The Multi Speaker thing would be pretty easy to implement with the backend I already got and I really like the Idea so I will probably give that a go the next couple days. For direct text entry I would probably abstract it in a way where you select <speaker 1 voice>, <speaker 2 voice>, enter a single block of text and wrap it in something like:
+++ 1
Text Block
+++
+++ 2
Next segment
+++
+++ 2
Guy is talking much
+++
+++ 1
Last Segment
+++
Especially because that would let you directly upload markdown / txt files in that format + make it a lot less cluttered when working with more than 2 voices potentially
Thanks for the Inspiration! Voice Mixing will come too, just gotta think about how I'll implement it UI wise since I do not like cluttered shit
Another feature I would love to see is automatic generation from files in directory.
You add a browser/text box for file location (directory). Press Generate and it will read contents of the file, generate it, then go to next file, generate it etc. That - that would make me basically instantly switch to your interface as I am so tired of copy pasting text into interface while working with large number of files and text.
You could also add custom box to specify directory for output of those files. I had to modify my Whisper Web UI to add such a feature...hack of a job but it works somehow. Much better solution that going to output folder and sorting data in default folder when app can output directly in desired location.
Well you do not have to copy paste with mine, upload your files, click on them. If you make a profile they persist till you delete them.

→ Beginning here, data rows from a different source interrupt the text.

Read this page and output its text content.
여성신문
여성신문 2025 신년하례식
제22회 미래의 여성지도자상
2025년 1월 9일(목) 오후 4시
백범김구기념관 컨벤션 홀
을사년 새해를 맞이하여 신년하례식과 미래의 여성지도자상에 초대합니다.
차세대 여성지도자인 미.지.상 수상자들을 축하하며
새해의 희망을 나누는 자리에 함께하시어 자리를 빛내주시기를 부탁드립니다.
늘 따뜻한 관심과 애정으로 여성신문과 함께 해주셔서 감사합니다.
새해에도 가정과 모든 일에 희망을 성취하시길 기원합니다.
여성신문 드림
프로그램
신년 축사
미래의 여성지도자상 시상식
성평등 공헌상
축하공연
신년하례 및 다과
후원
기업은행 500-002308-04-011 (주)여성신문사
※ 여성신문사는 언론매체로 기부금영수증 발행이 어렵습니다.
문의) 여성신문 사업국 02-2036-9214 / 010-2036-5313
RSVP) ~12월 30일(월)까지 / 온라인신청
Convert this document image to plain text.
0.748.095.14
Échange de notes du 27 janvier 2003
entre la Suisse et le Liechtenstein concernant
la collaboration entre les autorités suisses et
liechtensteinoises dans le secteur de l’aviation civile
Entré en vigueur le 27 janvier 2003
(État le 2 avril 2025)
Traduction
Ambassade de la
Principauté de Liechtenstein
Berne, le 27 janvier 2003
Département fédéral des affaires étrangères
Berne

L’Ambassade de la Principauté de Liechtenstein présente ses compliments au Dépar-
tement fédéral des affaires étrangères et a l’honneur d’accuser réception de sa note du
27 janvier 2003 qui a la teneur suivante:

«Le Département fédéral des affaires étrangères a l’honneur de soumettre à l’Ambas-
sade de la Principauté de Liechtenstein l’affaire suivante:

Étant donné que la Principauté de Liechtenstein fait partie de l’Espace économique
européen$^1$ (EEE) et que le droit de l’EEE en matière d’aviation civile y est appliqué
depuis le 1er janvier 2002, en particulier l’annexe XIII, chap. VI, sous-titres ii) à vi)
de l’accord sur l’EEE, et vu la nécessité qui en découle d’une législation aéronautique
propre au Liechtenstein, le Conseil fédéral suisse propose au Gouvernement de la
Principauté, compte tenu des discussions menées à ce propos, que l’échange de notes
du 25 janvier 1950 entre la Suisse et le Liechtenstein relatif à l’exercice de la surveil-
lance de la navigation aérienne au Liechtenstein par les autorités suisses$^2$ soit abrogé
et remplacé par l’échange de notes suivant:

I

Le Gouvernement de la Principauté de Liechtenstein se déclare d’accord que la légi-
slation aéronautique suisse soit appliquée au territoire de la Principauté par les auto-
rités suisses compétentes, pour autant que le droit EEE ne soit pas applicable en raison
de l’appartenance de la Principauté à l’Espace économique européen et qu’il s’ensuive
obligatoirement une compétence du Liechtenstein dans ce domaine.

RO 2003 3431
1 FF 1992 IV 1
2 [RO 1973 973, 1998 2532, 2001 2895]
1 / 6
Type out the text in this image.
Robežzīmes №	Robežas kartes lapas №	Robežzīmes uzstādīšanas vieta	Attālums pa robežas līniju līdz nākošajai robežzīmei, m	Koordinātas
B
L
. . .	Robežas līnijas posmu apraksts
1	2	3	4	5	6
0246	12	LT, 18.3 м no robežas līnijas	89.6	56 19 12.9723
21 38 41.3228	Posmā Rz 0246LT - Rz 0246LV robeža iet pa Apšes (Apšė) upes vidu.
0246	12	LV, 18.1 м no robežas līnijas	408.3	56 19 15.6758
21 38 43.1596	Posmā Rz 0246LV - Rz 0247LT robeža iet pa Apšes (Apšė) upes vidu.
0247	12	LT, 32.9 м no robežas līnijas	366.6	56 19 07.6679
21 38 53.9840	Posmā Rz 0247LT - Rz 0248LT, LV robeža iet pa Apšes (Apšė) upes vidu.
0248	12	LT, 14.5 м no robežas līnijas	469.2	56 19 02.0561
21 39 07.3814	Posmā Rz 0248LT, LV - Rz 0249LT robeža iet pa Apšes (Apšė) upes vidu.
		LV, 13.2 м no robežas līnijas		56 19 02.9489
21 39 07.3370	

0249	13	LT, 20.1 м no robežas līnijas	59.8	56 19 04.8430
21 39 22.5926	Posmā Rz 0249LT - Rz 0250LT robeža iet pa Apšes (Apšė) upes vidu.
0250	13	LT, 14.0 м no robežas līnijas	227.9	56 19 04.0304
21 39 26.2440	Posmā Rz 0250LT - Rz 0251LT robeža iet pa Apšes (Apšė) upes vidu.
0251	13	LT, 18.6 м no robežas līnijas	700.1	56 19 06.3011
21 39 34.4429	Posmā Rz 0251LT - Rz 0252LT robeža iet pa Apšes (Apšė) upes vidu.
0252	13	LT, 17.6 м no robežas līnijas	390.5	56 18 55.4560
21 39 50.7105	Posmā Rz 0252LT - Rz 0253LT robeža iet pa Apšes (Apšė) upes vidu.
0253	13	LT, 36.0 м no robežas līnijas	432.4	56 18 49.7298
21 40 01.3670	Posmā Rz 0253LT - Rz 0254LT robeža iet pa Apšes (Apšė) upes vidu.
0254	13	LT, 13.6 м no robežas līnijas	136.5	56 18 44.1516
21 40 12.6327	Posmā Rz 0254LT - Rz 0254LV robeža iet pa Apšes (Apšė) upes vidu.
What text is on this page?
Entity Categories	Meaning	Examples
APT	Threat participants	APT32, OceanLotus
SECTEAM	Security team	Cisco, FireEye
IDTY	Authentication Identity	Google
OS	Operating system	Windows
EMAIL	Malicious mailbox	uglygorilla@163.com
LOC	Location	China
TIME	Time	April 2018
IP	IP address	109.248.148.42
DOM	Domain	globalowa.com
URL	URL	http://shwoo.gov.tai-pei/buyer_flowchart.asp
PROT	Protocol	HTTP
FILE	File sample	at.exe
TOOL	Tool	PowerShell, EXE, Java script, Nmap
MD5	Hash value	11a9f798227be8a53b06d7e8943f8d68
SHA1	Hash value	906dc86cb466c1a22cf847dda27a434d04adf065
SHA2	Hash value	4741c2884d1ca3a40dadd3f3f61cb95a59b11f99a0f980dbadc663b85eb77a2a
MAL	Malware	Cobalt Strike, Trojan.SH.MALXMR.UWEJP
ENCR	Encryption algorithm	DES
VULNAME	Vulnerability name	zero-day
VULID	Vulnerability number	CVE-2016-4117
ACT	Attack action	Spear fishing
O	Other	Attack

Anyway, a sequential read from dir sounds nice. Probably will not add that to a webui though. Planning on making native macos and windows apps after this and releasing them in the app stores for like 2€. The vue webapp will stay open source and I wanna finish that and have it nice and polished before anything else.
Think I'd just prefer the option to have a "read stuff in sequence function" though where you can select any file from the files you have uploaded and order them in a specific way, maybe save that order preset and play them. This would also fit a web app I think
The main challenges it seems are Keeping it stupid simple and nice looking while having all functionality I want and my lack of practice with vue and javascript. First time doing anything javascript and ui
Another feature I would love to see is automatic generation from files in directory.
You add a browser/text box for file location (directory). Press Generate and it will read contents of the file, generate it, then go to next file, generate it etc. That - that would make me basically instantly switch to your interface as I am so tired of copy pasting text into interface while working with large number of files and text.
You could also add custom box to specify directory for output of those files. I had to modify my Whisper Web UI to add such a feature...hack of a job but it works somehow. Much better solution that going to output folder and sorting data in default folder when app can output directly in desired location.
Just added multiple file upload. So you can select 5 files at once, it will upload, you can put their contents in the text box by clicking them and they will persist in the profile till deleted. Not exactly what you wanted but better than before xD
Added Multi Speaker Mode, still gotta do some audio normalization so the voices are same loudness, that should just be a couple lines of code though
Next thing will be voice mixing so it is possible to make them sound a bit more similar in tone hopefully.